ISIS runs out of other people's money
How's ISIS doing these days?
Apparently not well – according to Foreign Policy, its revenues are down 80% since 2015.
The group's apparent collapse is backed up a study released Thursday morning that found three years after Islamic State declared its caliphate on parts of Iraq and Syria, it has lost 80 percent of its revenue and roughly two thirds of its territory. The report, by IHS Markit, a London-based information and analytics group, found the Islamic State's average monthly revenue has fallen dramatically from $81 million in the second quarter of 2015 to $16 million in the second quarter of 2017 – an 80 percent drop.
As money runs out, so does power and legitimacy, particularly in the hard-realities world of the Middle East. It has to mean that the end is near. It's always a matter of money.
To paraphrase the late great Lady Thatcher, the terrorists are running out of other people's money. Foreign policy shows that that "income" is based on rent-seeking and comes in multiple bad flavors:
Much of this money is raised through the "taxes" the group imposes on those who live within its territory. This included an $800-per-truck levy on vehicles entering Iraq from Jordan and Syria, a 5 percent tax collected for social welfare and salaries, a $200 road tax on drivers in northern Iraq, a 50 percent tax for the ability to loot Raqqa's archaeological sites, and a 20 percent tax at similar sites in Aleppo, according to the Thomson Reuters study. Mohamed Ali Alhakim, Iraq's ambassador to the United Nations, has said that the Islamic State earns up to $100 million a year in the illicit artifact trade.
In addition, garbage pickup, heating oil, and electricity generators were all taxed. These payments generated up to $30 million each month, according to Thomson Reuters. A 2015 report by the New York Times, supported with data from Rand Corp., put annual tax and extortion revenue higher, at $600 million in 2014.

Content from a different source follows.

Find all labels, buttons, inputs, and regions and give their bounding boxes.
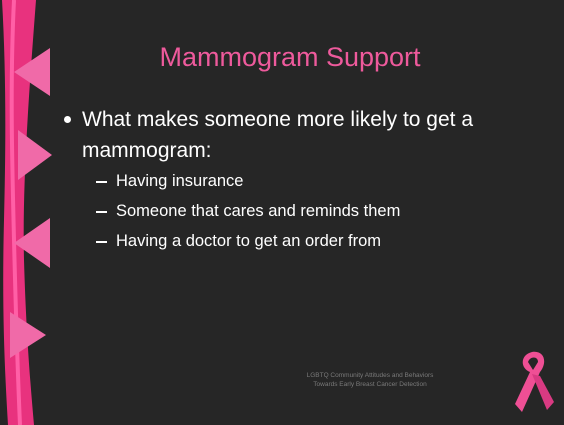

Columb Strack, a senior Middle East analyst at IHS Markit, which produced the report, said the key reason was loss of territory.
What's striking about that statement about land and the fact that it comes down to money, according to the study, is how conventional ISIS is an enemy. Up until now, ISIS has always been portrayed as an all powerful entity that engaged in unconventional warfare that didn't follow the normal rules and thus was ill suited as a foe or the West, which has always followed the conventional rules. It wasn't the case at all.
Take out its leadership, take away its land, and shut off its money stream, and there isn't much left of this group.
The lead lining, however, according to the study, is that ISIS will likely take its show on the road, meaning launching more terror attacks in the U.S. and Europe. The destruction of this group is therefore imperative. But we know now that it pretty well comes down to land and other people's money.